Peanuts: The Cure for Peanut Allergies

Reported December 01, 2009

DURHAM, N.C. (Ivanhoe Newswire) — 12-million Americans suffer from food allergies. More than three-million of them are allergic to peanuts. While there are drugs to treat an allergic reaction, there’s nothing that can fix food allergies for good. Now, doctors are using peanuts themselves to treat allergies. The goal is to cure the potentially life-threatening condition.

Severe peanut allergies made nine-year old Noah Schaffer feel like an outsider. “I had to sit at a different table than other people because they had peanut butter, and I couldn’t sit by my friends,” Schaffer told Ivanhoe.

His mom worried more about his health than his popularity. Just one-tenth of a peanut would cause a violent reaction. “His lips swelled,” Robyn Smith, Noah’s mom, told Ivanhoe. “His ears swelled up. His eyes started to close up, and he started to get hives all over his body.”

Noah enrolled in a Duke University study to retrain his immune system. The new treatment mixes a tiny amount of peanut powder — about one-thousandth of a peanut — into a child’s food. Gradually, they increase the dose over time.

 

 

“We see the first changes to the immune system happen about six months into treatment and then further changes happen beyond a couple years of the treatment,” Wesley Burks, M.D., Professor of Pediatrics at Duke University Medical Center described to Ivanhoe.
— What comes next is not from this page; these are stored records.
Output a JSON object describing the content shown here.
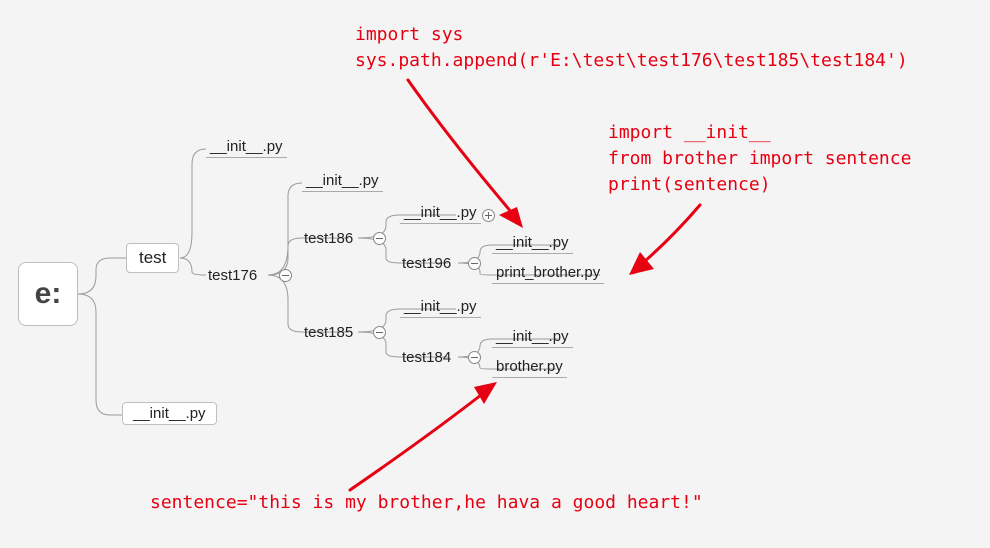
{
  "root": {
    "label": "e:"
  },
  "lvl1": {
    "test": "test",
    "init": "__init__.py"
  },
  "lvl2": {
    "init": "__init__.py",
    "test176": "test176"
  },
  "lvl3": {
    "init": "__init__.py",
    "test186": "test186",
    "test185": "test185"
  },
  "lvl4a": {
    "init": "__init__.py",
    "test196": "test196"
  },
  "lvl4b": {
    "init": "__init__.py",
    "test184": "test184"
  },
  "lvl5a": {
    "init": "__init__.py",
    "print_brother": "print_brother.py"
  },
  "lvl5b": {
    "init": "__init__.py",
    "brother": "brother.py"
  },
  "annotations": {
    "top_code_line1": "import sys",
    "top_code_line2": "sys.path.append(r'E:\\test\\test176\\test185\\test184')",
    "right_code_line1": "import __init__",
    "right_code_line2": "from brother import sentence",
    "right_code_line3": "print(sentence)",
    "bottom_code": "sentence=\"this is my brother,he hava a good heart!\""
  }
}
In the four-year study, 89-percent of the kids with severe peanut allergies could eat up to 15 peanuts. 12 percent had to drop out because they couldn’t handle the treatment, but another 25 percent lost their peanut allergies altogether in another part of the study. Noah is one of the success stories.

“He was able to eat 40 peanuts, two tablespoons of peanut butter, plus peanut produce, and he had no reaction whatsoever,” Smith exclaimed.

Now, he keeps his immunity up by eating a daily dose of his favorite treat, Reese’s peanut butter cups. It is a life-changing experience for a boy and his family who now has a much higher tolerance and much lower anxiety.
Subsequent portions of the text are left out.